I am feeling a sense of withdrawal. In the past, it would have been clear what I wanted: to go look at porn of men. Straight men, mostly. But today, I am not sure what I am feeling a withdrawal from.
I guess I am feeling like I need to talk to someone. A straight male friend who is capable of connecting intimately.
I am feeling isolated. That's what it is.
And it has something to do with work stress. I need to get going on a project and I am feeling a little nervous about it.
My typical pattern has been: I feel insecure/inept, I want to go look at porn and/or masturbate, then I feel better and I get to work. The same pattern I've had before, but with a difference today.
Instead of wanting to go to porn and masturbating, I have an internal desire to just connect intimately with my brothers. Tell them how I am feeling. Allow myself to be vulnerable. Have them pray for me.
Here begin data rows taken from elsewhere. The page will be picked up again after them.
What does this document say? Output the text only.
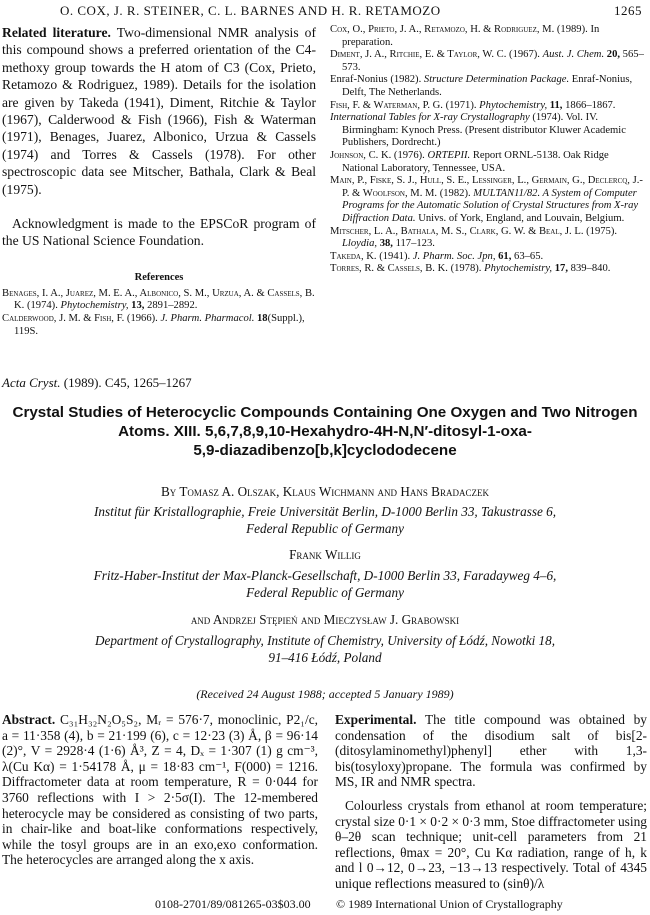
O. COX, J. R. STEINER, C. L. BARNES AND H. R. RETAMOZO	1265

Related literature. Two-dimensional NMR analysis of this compound shows a preferred orientation of the C4-methoxy group towards the H atom of C3 (Cox, Prieto, Retamozo & Rodriguez, 1989). Details for the isolation are given by Takeda (1941), Diment, Ritchie & Taylor (1967), Calderwood & Fish (1966), Fish & Waterman (1971), Benages, Juarez, Albonico, Urzua & Cassels (1974) and Torres & Cassels (1978). For other spectroscopic data see Mitscher, Bathala, Clark & Beal (1975).

Acknowledgment is made to the EPSCoR program of the US National Science Foundation.

References

Benages, I. A., Juarez, M. E. A., Albonico, S. M., Urzua, A. & Cassels, B. K. (1974). Phytochemistry, 13, 2891–2892.

Calderwood, J. M. & Fish, F. (1966). J. Pharm. Pharmacol. 18(Suppl.), 119S.

Cox, O., Prieto, J. A., Retamozo, H. & Rodriguez, M. (1989). In preparation.

Diment, J. A., Ritchie, E. & Taylor, W. C. (1967). Aust. J. Chem. 20, 565–573.

Enraf-Nonius (1982). Structure Determination Package. Enraf-Nonius, Delft, The Netherlands.

Fish, F. & Waterman, P. G. (1971). Phytochemistry, 11, 1866–1867.

International Tables for X-ray Crystallography (1974). Vol. IV. Birmingham: Kynoch Press. (Present distributor Kluwer Academic Publishers, Dordrecht.)

Johnson, C. K. (1976). ORTEPII. Report ORNL-5138. Oak Ridge National Laboratory, Tennessee, USA.

Main, P., Fiske, S. J., Hull, S. E., Lessinger, L., Germain, G., Declercq, J.-P. & Woolfson, M. M. (1982). MULTAN11/82. A System of Computer Programs for the Automatic Solution of Crystal Structures from X-ray Diffraction Data. Univs. of York, England, and Louvain, Belgium.

Mitscher, L. A., Bathala, M. S., Clark, G. W. & Beal, J. L. (1975). Lloydia, 38, 117–123.

Takeda, K. (1941). J. Pharm. Soc. Jpn, 61, 63–65.

Torres, R. & Cassels, B. K. (1978). Phytochemistry, 17, 839–840.

Acta Cryst. (1989). C45, 1265–1267
Crystal Studies of Heterocyclic Compounds Containing One Oxygen and Two Nitrogen
Atoms. XIII. 5,6,7,8,9,10-Hexahydro-4H-N,N′-ditosyl-1-oxa-
5,9-diazadibenzo[b,k]cyclododecene
By Tomasz A. Olszak, Klaus Wichmann and Hans Bradaczek
Institut für Kristallographie, Freie Universität Berlin, D-1000 Berlin 33, Takustrasse 6,
Federal Republic of Germany
Frank Willig
Fritz-Haber-Institut der Max-Planck-Gesellschaft, D-1000 Berlin 33, Faradayweg 4–6,
Federal Republic of Germany
and Andrzej Stępień and Mieczysław J. Grabowski
Department of Crystallography, Institute of Chemistry, University of Łódź, Nowotki 18,
91–416 Łódź, Poland
(Received 24 August 1988; accepted 5 January 1989)

Abstract. C₃₁H₃₂N₂O₅S₂, Mᵣ = 576·7, monoclinic, P2₁/c, a = 11·358 (4), b = 21·199 (6), c = 12·23 (3) Å, β = 96·14 (2)°, V = 2928·4 (1·6) Å³, Z = 4, Dₓ = 1·307 (1) g cm⁻³, λ(Cu Kα) = 1·54178 Å, μ = 18·83 cm⁻¹, F(000) = 1216. Diffractometer data at room temperature, R = 0·044 for 3760 reflections with I > 2·5σ(I). The 12-membered heterocycle may be considered as consisting of two parts, in chair-like and boat-like conformations respectively, while the tosyl groups are in an exo,exo conformation. The heterocycles are arranged along the x axis.

Experimental. The title compound was obtained by condensation of the disodium salt of bis[2-(ditosylaminomethyl)phenyl] ether with 1,3-bis(tosyloxy)propane. The formula was confirmed by MS, IR and NMR spectra.

Colourless crystals from ethanol at room temperature; crystal size 0·1 × 0·2 × 0·3 mm, Stoe diffractometer using θ–2θ scan technique; unit-cell parameters from 21 reflections, θmax = 20°, Cu Kα radiation, range of h, k and l 0→12, 0→23, −13→13 respectively. Total of 4345 unique reflections measured to (sinθ)/λ

0108-2701/89/081265-03$03.00 © 1989 International Union of Crystallography
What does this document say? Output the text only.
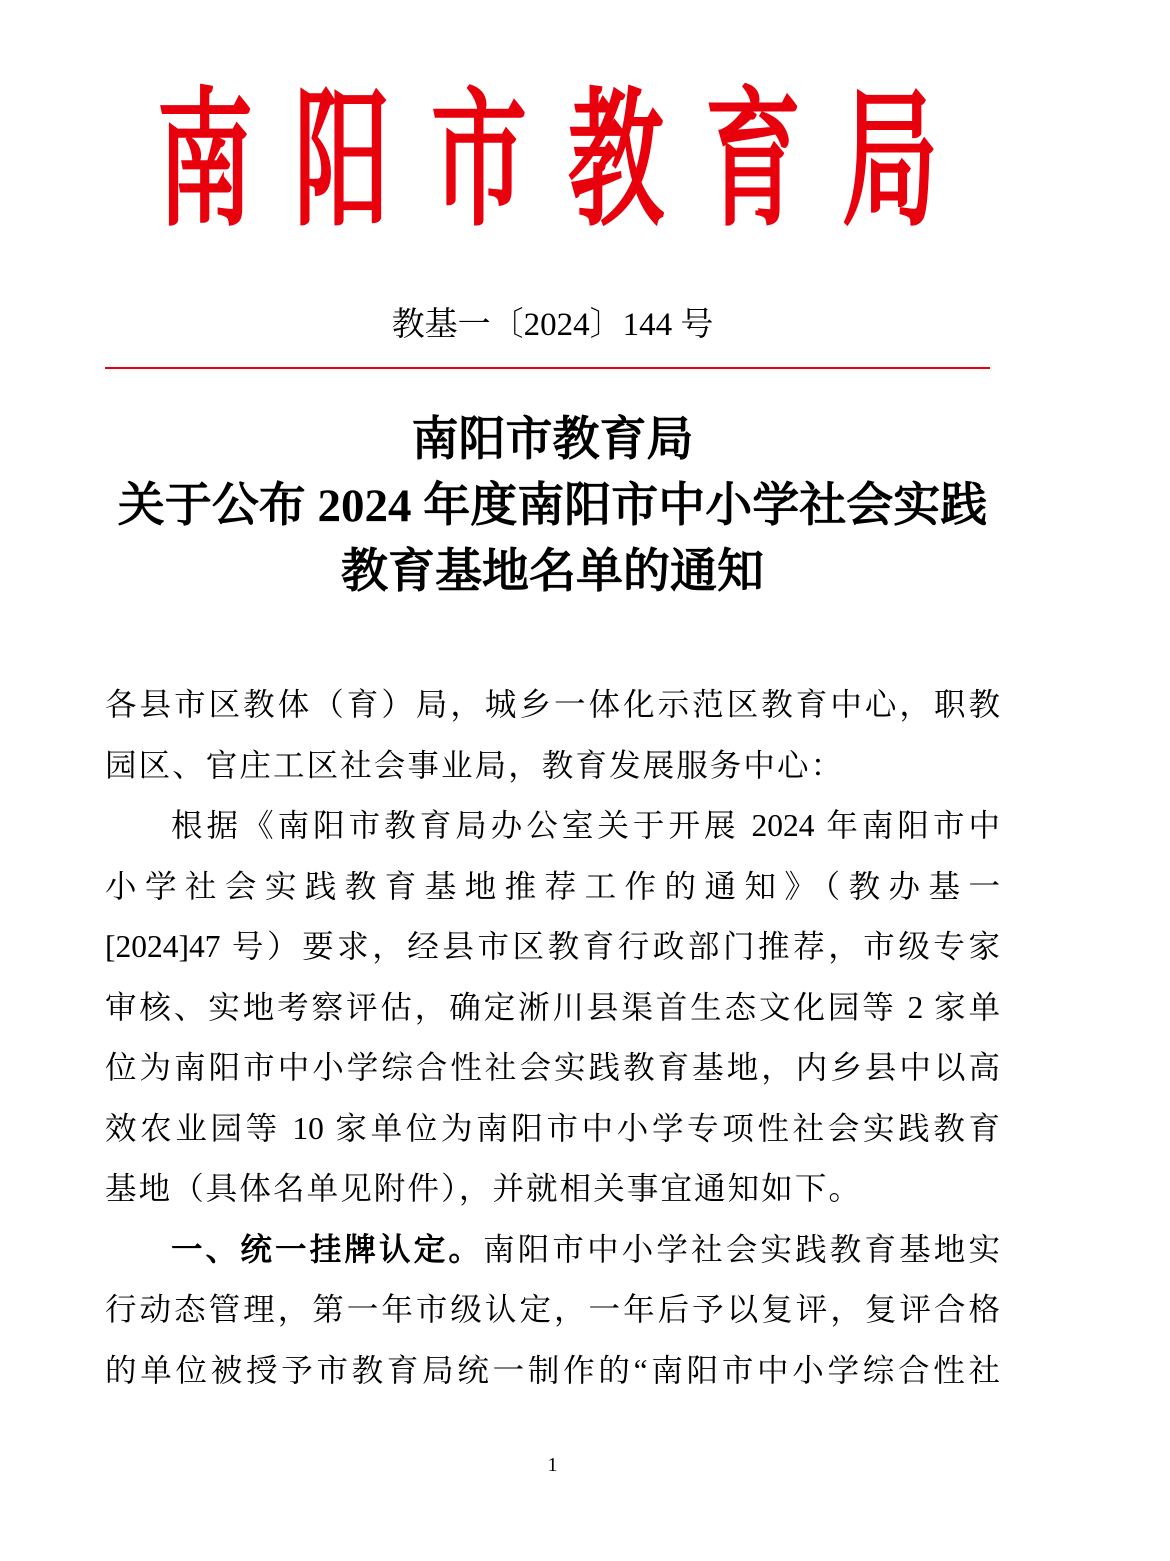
南阳市教育局
教基一〔2024〕144 号
南阳市教育局
关于公布 2024 年度南阳市中小学社会实践
教育基地名单的通知
各县市区教体（育）局，城乡一体化示范区教育中心，职教
园区、官庄工区社会事业局，教育发展服务中心：
根据《南阳市教育局办公室关于开展 2024 年南阳市中
小学社会实践教育基地推荐工作的通知》（教办基一
[2024]47 号）要求，经县市区教育行政部门推荐，市级专家
审核、实地考察评估，确定淅川县渠首生态文化园等 2 家单
位为南阳市中小学综合性社会实践教育基地，内乡县中以高
效农业园等 10 家单位为南阳市中小学专项性社会实践教育
基地（具体名单见附件），并就相关事宜通知如下。
一、统一挂牌认定。南阳市中小学社会实践教育基地实
行动态管理，第一年市级认定，一年后予以复评，复评合格
的单位被授予市教育局统一制作的“南阳市中小学综合性社
1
(There is a new brother in my life. I will call him brother B, and my "first" Brother that I've been blogging about, I will call Brother A. And tomorrow, I will meet up with one of my accountability partners and see if I can also connect with him intimately. If so, that will be three straight male friends that I can be authentic and vulnerable with.)
Anyway, Brother A and brother B are probably busy right now. So, I'm resorting to this quick post to get my feelings out. The last thing I want to do is to stuff this feeling down, and then let it rear its ugly head through porn and masturbation.
I miss Brother A. I miss his smile, his presence, his warmth, and his love. I miss his non-sexual yet intimate and Godly brotherly love. A love that makes me feel whole.